What makes a friendship?


What makes a friendship?

I’ve often asked myself that question, and, in my head, stared quizzically at my friends, trying to figure out the common denominator between them, why they are my friends.

Do you choose your friends? I certainly don’t, not to a large extent anyway. I tend to be very passive in the way I lead my life, and pretty shy and anti-social in the way I interact with people. I’m never the one to first approach someone else.

How did my friends become my friends? I don’t really know. I guess it tends to be a mixture of being brought together by circumstance and then staying together, becoming friends due to the friendliness of one or both parties. Which is then cemented first by the decisions to make the effort, to keep in touch, and later by the trust and understanding that time helps build.

So what makes a friendship, or any kind of relationship? What’s the crucial ingredient, what’s important to you?

Do your friends (or girlfriend or boyfriend or sister or brother) have to share your values, your ideals, your political or religious beliefs?
Do your friends (or girlfriend or boyfriend or mother or father) have to have the same tastes in music, same tastes in movies, same tastes in books, same tastes in food?
Do they have to enjoy singing, if you love to sing? running, if you love to run? gaming, if you love to game? playing basketball, if you love basketball? rock climbing, if you love rock climbing? photography, if you love photography? anime, if you love anime? being outdoors, if you enjoy being outdoors?
Do they have to spend a certain amount of time with you to qualify? Chat with you on the phone several times a week? Bug each other online every other day? Hang out every week or so?
Or do they have to meet certain criteria you’ve set down for whom you want to be friends with, or whom you want has a romantic partner? Does he need to own a car? Buy you flowers? Call you every night? Be of a certain social status (would you be friends with the weirdos and the outcasts?) Would you be friends with someone much richer, or much poorer than you? someone of a different race, perhaps, or different culture? Do they need to fit your stereotype of what a boyfriend or a friend should be?

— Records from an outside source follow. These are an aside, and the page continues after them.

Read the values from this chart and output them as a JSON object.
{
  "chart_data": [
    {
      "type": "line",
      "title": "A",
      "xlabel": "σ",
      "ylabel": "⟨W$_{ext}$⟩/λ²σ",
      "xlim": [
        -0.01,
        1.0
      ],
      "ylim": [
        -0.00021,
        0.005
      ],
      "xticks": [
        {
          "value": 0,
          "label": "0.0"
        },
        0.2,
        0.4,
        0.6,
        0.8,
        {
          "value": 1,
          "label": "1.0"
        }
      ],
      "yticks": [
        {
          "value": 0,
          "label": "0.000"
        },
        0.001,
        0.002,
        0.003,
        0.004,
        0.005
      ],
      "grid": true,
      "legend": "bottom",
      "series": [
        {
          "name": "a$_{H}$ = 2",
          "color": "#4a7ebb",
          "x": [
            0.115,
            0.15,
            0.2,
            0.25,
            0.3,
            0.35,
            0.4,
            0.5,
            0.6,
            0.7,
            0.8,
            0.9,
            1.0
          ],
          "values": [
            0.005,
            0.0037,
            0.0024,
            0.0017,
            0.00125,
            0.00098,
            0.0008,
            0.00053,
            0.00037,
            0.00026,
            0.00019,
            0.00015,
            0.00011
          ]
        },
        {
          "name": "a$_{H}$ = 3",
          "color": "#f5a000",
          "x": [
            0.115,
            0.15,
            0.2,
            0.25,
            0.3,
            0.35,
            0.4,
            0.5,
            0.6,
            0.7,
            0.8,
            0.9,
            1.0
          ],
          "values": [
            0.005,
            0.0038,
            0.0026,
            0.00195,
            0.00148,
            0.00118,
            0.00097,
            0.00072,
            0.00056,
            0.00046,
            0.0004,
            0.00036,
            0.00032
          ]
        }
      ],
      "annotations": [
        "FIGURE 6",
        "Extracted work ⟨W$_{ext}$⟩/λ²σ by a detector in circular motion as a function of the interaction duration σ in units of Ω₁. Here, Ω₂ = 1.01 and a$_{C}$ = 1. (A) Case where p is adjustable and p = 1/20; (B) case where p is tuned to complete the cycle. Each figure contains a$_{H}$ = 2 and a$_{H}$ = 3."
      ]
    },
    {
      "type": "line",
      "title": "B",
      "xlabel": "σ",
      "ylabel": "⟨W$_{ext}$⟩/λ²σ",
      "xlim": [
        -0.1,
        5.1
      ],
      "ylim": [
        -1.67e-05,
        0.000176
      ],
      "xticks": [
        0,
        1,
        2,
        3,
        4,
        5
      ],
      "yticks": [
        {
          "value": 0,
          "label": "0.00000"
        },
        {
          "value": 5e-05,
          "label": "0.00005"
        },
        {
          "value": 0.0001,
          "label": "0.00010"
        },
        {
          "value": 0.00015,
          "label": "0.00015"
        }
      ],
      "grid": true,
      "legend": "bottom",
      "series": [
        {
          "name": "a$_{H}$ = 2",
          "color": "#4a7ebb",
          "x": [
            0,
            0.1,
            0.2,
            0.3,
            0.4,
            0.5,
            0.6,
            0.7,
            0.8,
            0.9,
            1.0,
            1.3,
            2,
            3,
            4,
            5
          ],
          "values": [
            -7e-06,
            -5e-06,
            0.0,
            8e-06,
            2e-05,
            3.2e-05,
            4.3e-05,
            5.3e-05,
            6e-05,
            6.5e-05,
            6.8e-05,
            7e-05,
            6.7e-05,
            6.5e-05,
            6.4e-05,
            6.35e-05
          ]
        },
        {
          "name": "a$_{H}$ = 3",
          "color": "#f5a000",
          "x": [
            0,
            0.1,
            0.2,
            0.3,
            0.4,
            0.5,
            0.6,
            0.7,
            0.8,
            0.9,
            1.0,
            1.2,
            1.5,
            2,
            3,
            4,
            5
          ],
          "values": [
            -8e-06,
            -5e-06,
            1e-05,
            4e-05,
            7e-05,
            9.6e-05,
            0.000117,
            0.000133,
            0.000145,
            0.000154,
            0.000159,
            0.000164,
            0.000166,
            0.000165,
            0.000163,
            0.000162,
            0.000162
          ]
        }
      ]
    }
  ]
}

I suppose that most of the time you would share some of these, many of these, with your friends. After all, it’s probably a common interest or activity that brought you together in the first place. And if two people were really completely different as night and day with no common ground, it would be difficult to carry a conversation, much less sustain a friendship.

And yet I dare say that NONE of that matters at all, not really. None of it is what makes the friendship, none of it is what defines the friendship and keep it going.

I have friends whom I hardly ever see, hardly ever speak to, because of our busy schedules and because we’re only in the same country once or twice a year. Friends who differ completely from me in their ideological beliefs, their way of doing things. Friends who don’t enjoy the same activities I enjoy, whose favourite activities I have no interest in. It may even be hard for me to explain what we actually do or talk about when we get together.

But it doesn’t matter.

What does matter is that when we do meet, the meeting is the point, not the activity. When we do meet, we spend the time enjoying each others’ company. Certain people you just click with instantly, finding yourselves on the same wavelength. When we do meet, we feel at ease, relaxed and happy. Conversation flows easily, and even if it doesn’t, that’s fine and we enjoy comfortable silences. We trust each other enough to be ourselves, to speak of the things on our minds and in our hearts, unafraid of rejection or judgement. We understand each other with just a look or brief comment, but we accept and support even when we don’t fully understand. We love each other enough to care, enough to try; enough to make the commitment to always be there.

That’s what matters to me; that’s what relationships are made of. Every other obstacle is secondary, every other problem is just a stepping stone to be overcome. Because when you have that, nothing can touch it and nothing can replace it.

Circumstance allows your paths to cross. From there, it starts with a feeling, maybe. A spark, or some kind of comfortable compatibility where you find each other pleasant enough to be around. Time builds on that and as you get to know each other better, trust, understanding and love grows. Cement that with the active, constant decision to commitment from both parties and you’re good for life.

Compatibility. Love. Trust. Understanding. Acceptance. And mutual commitment.

When you have something like that in your life, where things have gone more than right at every step and stage, when every component is strong… cherish it. Don’t take it for granted. Don’t throw it away. It’s not that easy to come by.